Each piece was scored with a utility knife to create the illusion of  individual planks, with further wear added using a small file. Support beams were individually cut from a thin sheet of basswood, and the metal hardware for the doors cut from sections of manilla folder.  The illusion of nail heads was done by applying small drops of wood glue with a toothpick.

The doors were painted German camouflage brown black, then highlighted with leather brown and earth.  The worn sections were then treated with a little gold brown and sand. Metal sections were painted charcoal grey with gunmetal  highlights.

The doors are just wedged into position, so I have the ability to put them in either an open or closed position.  I considered trying to put together actual working hinges, but though they would be too frail.  I did however paint some metal hinge mounts onto the door frames to help with the illusion.

The actual boma appeared to have gun ports built into the walls, so I decided to add two around the front gate.
I drilled two holes into the wall, starting with a small bit and working my way up to the size I wanted. The reason I started with smaller pilot holes is I found out the hard way that the larger bit wanted to wander when it started rotating, resulting in uneven heights for the openings.  These were cleaned with an x-acto blade to remove the raised material around the edges of the holes.  To give me square openings, I framed each hole with a bit of basswood. This took a bit of trial and error to figure out how to do.  I originally started with a a very thin sheet, thinking it would be easy to cut the hole out.  However, it fell apart as soon as I started cutting. I then moved on the 1/32" board and tried drilling pilot holes first.  This helped somewhat, but as you can see from the photo, I still managed to crack one of them. With careful cutting (I would remove the inside first, then cut the whole piece free) and plenty of spares, I eventually got enough to glue onto the walls with wood glue. These were then painted in the same fashion as the doors.
 As the wall sections will not be glued together or to the boma base to help with storage, I am attaching small outbuilding to each section to hold them up.  For the front gate, I am going with a sentry box sold by 4ground. Despite being a simple model, I actually found it a bit difficult to work with, as then wood is thinner than normal and I had some pieces snap during assembly. However, the final product seemed fairly sturdy in the end.  Due to the roof, the box does not sit flush against the wall, so some scrap filler needed to be added to the back. The box was them topped off with plastic sheeting to give the appearance of a metal  roof.

The other wall sections are still under construction as I am adding outbuildings to support them.  I also decided to add an additional Germanic style building to the back of the boma as existed in the real structure, so have a bit of scratch building to go before that's ready.
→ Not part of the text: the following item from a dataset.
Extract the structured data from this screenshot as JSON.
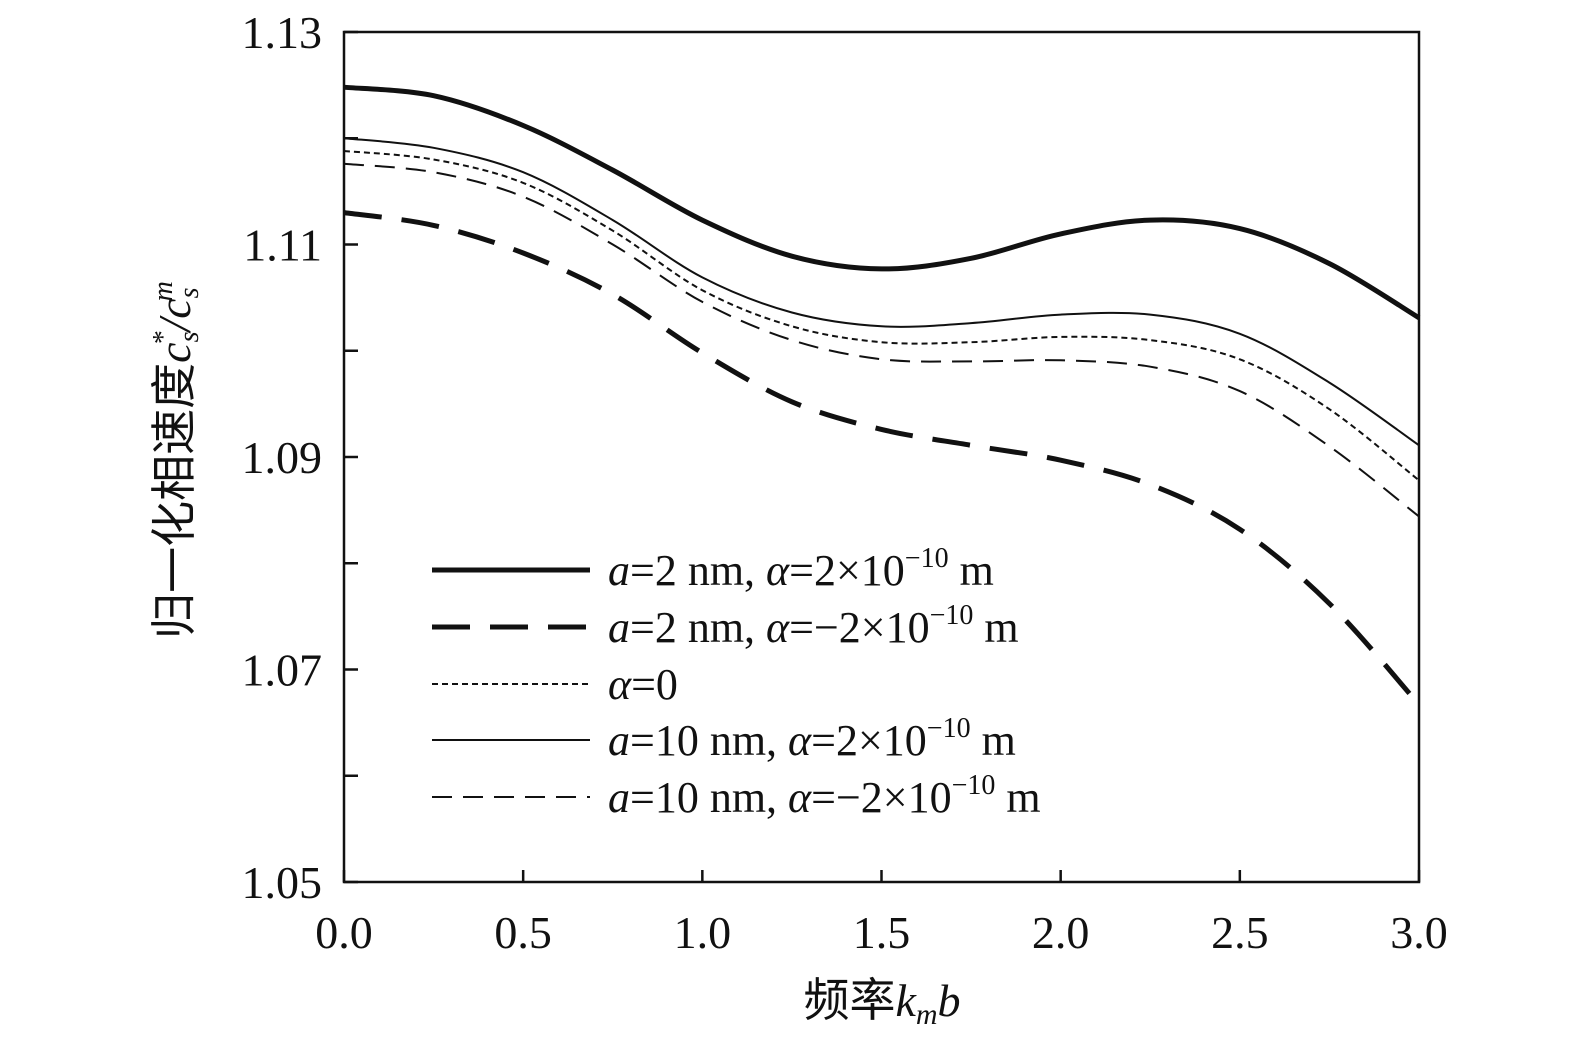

At this pace, my goal is to have it ready for use at the start of the new year.


  1. Tremendous scratch building, I love the worn out and splintered look of the wood.

  2. Love those doors, enough to say it out loud and make my wife laugh.

  3. Now that looks excellent. I really like the wear and tear on the doors. Must try out your recipe.

  4. Looking good. Nice weathered wood look.

  5. Very effective. I also like the doors. The lighter areas along the edges look exactly as they would in real life where wear and tear has been caused by many hands opening them over the years. Well done!